I experienced that with my D, so I got some very fine steel wool (OO) with which to remove it. I did that about 6 months ago and it has never returned. I wonder if others have had the same experience?


----------



## Snipe656 (Oct 22, 2009)

I have gotten some but I just grabbed some meguiars metal polish and a rag then cleaned it all up. I think if you religiously keep your car clean then it will not build up and need anything special to clean off or perhaps even notice.


----------



## TForan (Sep 1, 2010)

tlak77 said:


> I'm due for the service in few days, and during the winter I figure stock should do. Also, wanted to see if I get any codes without it as well - so I could get better feeling if they are caused by JBD.


 I thought I would leave mine off for the winter but as soon as it comes back from the dealer, it's going back on. JBD + the cold dense air =


----------



## Flyingman (Sep 13, 2009)

Kernel,

To be honest I would expect at least some amount of soot being a diesel, but have been very pleasantly surprised to not detect much if any on mine.

All of the emission controls are supposed to reduce or eliminate this stuff.
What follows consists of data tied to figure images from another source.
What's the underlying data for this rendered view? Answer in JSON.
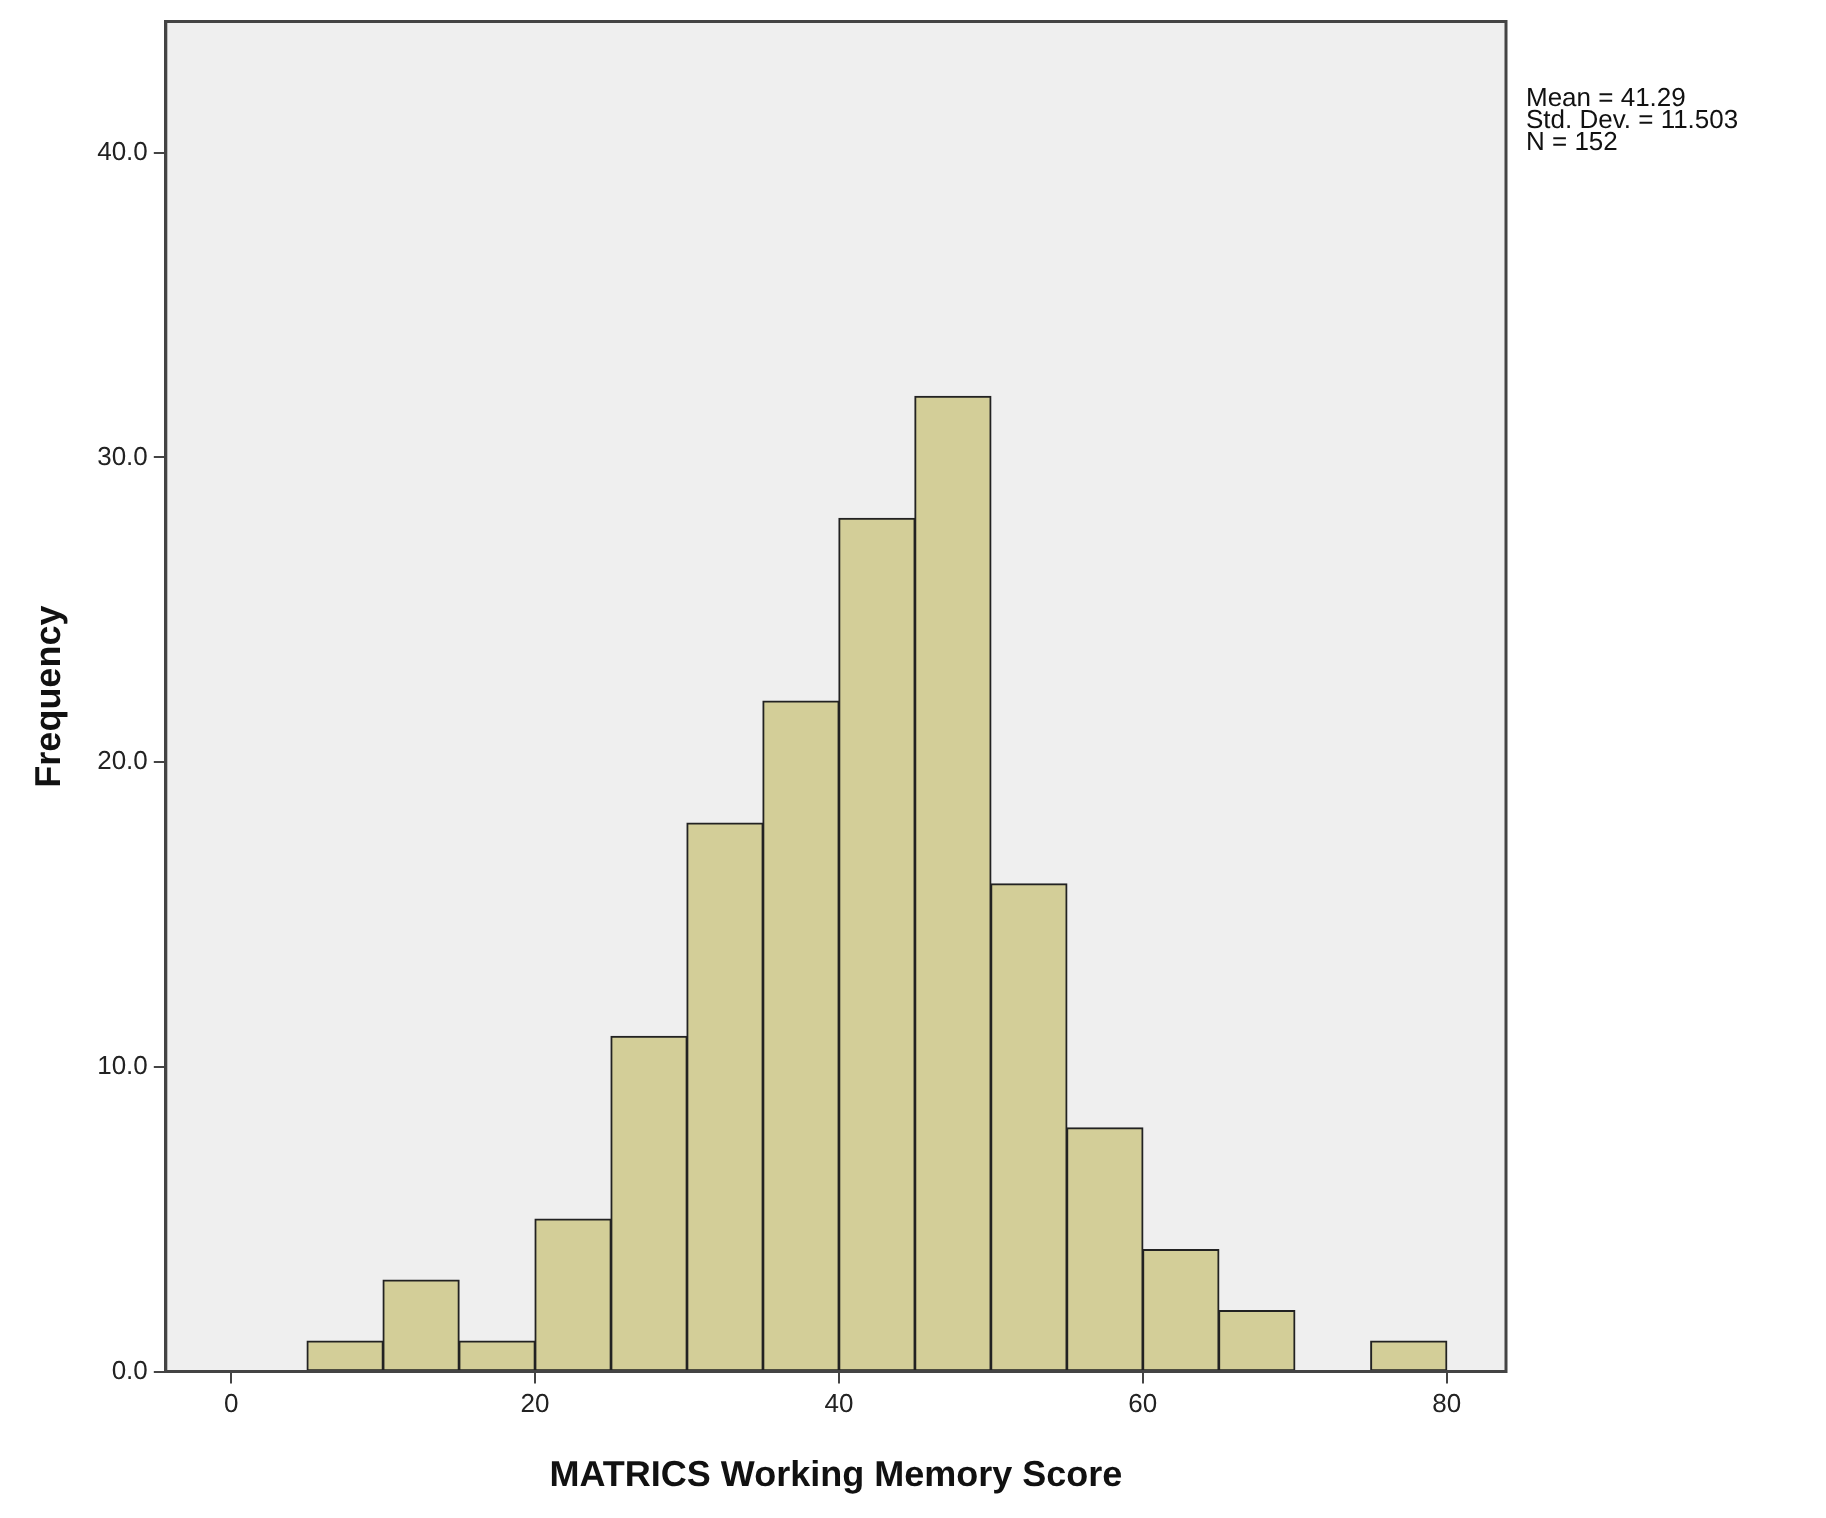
{
  "chart_data": {
    "type": "histogram",
    "xlabel": "MATRICS Working Memory Score",
    "ylabel": "Frequency",
    "bins": [
      5,
      10,
      15,
      20,
      25,
      30,
      35,
      40,
      45,
      50,
      55,
      60,
      65,
      70,
      75,
      80
    ],
    "values": [
      1,
      3,
      1,
      5,
      11,
      18,
      22,
      28,
      32,
      16,
      8,
      4,
      2,
      0,
      1
    ],
    "color": "#d3ce98",
    "xlim": [
      -4.3,
      83.9
    ],
    "xticks": [
      0,
      20,
      40,
      60,
      80
    ],
    "ylim": [
      0,
      44.3
    ],
    "yticks": [
      {
        "value": 0,
        "label": "0.0"
      },
      {
        "value": 10,
        "label": "10.0"
      },
      {
        "value": 20,
        "label": "20.0"
      },
      {
        "value": 30,
        "label": "30.0"
      },
      {
        "value": 40,
        "label": "40.0"
      }
    ],
    "legend": false,
    "annotations": [
      "Mean = 41.29",
      "Std. Dev. = 11.503",
      "N = 152"
    ]
  }
}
I'd at least report it to the dealer next service and ask them to respond. Maybe your fuel is not burning completely or the Particle Filter is not functioning properly.

Do you get a lot of open road driving at highway speeds for some amount of your daily drive? I get about 50% open highway at 80-90mph and then bumper to bumper with red lights the other 50%, in my approximate 50 minute commute, so would assume that the recycle mode is getting plenty of heat and flow to do it's job.


----------



## dalekressin (Sep 3, 2008)

Never thought about the soot on the car.
The photo looks a bit like on the back end of SUV from dust I always thought was due to aerodynamics.


----------



## 01silvercoupe (Jul 27, 2011)

I get the same soot on my 2001 330ci. Maybe it's back draft acting on the exhaust.


----------



## firstbimmer (May 25, 2006)

Think its aerodynamics. My 2007 335i had more tailpipe soot but less on back bumper and trunk. My 2011 335d msport has clean pipes but filthy back bumper. This after 7 months of ownership. Bothered me at first but now I just ignore it.


----------



## ljgmdad (Feb 2, 2012)

tlak77 said:


> I agree with airflow and I could buy that if whatever I'm wiping off was not pitch black, we get dust all summer long as you know  and it is in much lighter color.
> BTW I always protect my cars for winter with 3 layers of Klasse SG topped with 3 layers of 845 (which does attract dust) and after each wash I use Mothers spray wax which binds very well with my 845


I really need to give mine the 845 treatment. The wet look you've got in that signature picture is fantastic. Not many white paint jobs look like that! :thumbup:

PS, I have a little soot like you mention on the rear also. But I've always noticed that 335i tailpipes look dirtier than 335d tailpipes, so I figured the urea was doing something good in that regard.


----------